I know how to live frugal and I have savings. I'm not desperate enough to work a crappy low pay job.
Yeah, I could get by ok on a min wage job, but my time is more important to me than spending most of it at a job that I'd hate.
I have a degree and years of experience too. I got laid off a good job last fall. Collecting UI right now. job market is slow here, especially since it's winter. Work slows down in the environmental industry in the winter. I did see one job in my field come up recently. It's at a company that I really didn't want to work for, and it was an entry level job and I suspect the pay was way less that my last job so I didn't bother apply.
The place that laid me off would like to hire me back if things pick up in the spring, so I'm biding my time.

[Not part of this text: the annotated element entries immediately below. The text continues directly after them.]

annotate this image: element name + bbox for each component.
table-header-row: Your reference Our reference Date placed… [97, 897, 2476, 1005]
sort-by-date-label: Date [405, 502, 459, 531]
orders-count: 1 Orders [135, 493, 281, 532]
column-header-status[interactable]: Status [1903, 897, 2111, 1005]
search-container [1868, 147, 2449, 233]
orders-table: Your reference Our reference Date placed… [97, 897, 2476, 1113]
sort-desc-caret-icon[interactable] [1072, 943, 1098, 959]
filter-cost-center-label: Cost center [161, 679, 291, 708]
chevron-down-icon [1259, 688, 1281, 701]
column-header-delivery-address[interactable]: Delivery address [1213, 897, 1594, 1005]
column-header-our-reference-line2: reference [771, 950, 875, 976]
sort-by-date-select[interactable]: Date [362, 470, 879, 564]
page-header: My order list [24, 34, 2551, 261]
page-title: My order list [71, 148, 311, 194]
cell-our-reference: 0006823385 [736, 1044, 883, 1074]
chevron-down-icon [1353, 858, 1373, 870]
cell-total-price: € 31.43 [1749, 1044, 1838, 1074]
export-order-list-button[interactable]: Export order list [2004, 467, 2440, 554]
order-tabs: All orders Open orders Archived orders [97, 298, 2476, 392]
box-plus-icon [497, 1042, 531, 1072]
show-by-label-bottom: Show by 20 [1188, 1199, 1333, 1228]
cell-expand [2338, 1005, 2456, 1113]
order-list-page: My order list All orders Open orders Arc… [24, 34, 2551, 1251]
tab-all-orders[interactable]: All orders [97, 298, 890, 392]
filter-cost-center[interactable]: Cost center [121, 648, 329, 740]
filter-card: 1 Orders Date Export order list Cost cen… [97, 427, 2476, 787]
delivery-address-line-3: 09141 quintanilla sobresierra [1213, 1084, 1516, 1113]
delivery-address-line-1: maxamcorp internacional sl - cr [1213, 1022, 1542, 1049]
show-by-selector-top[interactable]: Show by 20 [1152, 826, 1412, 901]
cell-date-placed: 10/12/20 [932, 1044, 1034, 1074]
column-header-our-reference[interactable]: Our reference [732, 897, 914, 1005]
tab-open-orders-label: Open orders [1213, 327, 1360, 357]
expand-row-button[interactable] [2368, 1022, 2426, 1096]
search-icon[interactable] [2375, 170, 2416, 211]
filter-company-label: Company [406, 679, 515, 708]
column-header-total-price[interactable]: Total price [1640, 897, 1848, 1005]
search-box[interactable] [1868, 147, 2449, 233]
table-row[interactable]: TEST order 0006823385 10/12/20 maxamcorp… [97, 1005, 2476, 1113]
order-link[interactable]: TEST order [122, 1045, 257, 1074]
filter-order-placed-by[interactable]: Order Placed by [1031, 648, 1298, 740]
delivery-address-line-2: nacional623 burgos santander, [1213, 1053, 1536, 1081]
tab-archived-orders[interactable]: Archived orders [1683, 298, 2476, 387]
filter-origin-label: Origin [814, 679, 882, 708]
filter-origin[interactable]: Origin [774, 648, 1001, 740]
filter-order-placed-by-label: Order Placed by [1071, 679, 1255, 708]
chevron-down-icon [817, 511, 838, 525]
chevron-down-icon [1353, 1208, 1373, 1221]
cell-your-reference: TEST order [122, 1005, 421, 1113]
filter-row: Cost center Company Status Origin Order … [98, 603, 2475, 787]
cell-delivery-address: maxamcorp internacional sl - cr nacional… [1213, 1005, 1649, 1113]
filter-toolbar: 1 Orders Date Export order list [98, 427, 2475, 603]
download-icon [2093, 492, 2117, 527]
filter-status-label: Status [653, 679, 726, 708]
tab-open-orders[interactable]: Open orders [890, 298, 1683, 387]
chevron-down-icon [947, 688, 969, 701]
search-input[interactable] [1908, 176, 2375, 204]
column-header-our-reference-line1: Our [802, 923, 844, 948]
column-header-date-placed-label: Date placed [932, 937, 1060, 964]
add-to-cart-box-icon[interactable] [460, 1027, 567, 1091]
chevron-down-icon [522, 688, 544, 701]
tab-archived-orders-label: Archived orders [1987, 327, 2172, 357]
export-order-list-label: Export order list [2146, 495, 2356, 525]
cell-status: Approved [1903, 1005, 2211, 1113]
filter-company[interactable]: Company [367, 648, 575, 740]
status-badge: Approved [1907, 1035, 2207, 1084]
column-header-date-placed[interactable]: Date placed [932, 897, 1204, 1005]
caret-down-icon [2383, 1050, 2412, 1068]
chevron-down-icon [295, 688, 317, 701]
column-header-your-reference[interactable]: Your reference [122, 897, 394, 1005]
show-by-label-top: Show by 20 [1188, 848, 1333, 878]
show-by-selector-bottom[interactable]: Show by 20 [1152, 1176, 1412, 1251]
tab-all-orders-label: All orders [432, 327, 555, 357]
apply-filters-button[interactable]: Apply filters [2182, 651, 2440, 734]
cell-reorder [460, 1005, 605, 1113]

$7 per hour is not always better than nothing. Depends on the cost of commuting and the dress code. At $7 per hour I am got going across town or investing in clothes. I can't afford to! Is it a job that offers advancement or just a lifetime of bone crushing poverty? Are there benefits? Is it full time? Lots of different factors apply.
A real job needs to pay enough to buy the basics in life. Rent, utilities, food, healthcare, and transportation. If you don't make enough for this you should always be job hunting.
Depends on how desperate you are. If you have some money to tide you over you can afford to be somewhat choosy. No way would I take a low paying job that had a long commute or whose hours would prevent me from looking for another job. But if the job were close, and I needed $$ now, I'd take what I could find and keep on looking for something better.
I refused jobs like this when I was unemployed because I did not want to taint my earnings history.
Going from $125,000 down to $15,000 would raise more red flags than remaining unemployed. I preferred to live on savings and have the flexibility to interview rather than jump at a job that would not even cover my monthly expenses.
I refused jobs like this when I was unemployed because I did not want to taint my earnings history.
Going from $125,000 down to $15,000 would raise more red flags than remaining unemployed. I preferred to live on savings and have the flexibility to interview rather than jump at a job that would not even cover my monthly expenses.
Plus, a lot of minimum wage places won't hire a down-on-their-luck professional because they know we'll bail as soon as we find a good gig. They don't want to bother with the hassle.
Plus, a lot of minimum wage places won't hire a down-on-their-luck professional because they know we'll bail as soon as we find a good gig. They don't want to bother with the hassle.
That is certainly true. Had I been forced to take a min wage job I would have had no qualms about dropping that position with no notice if something better came along.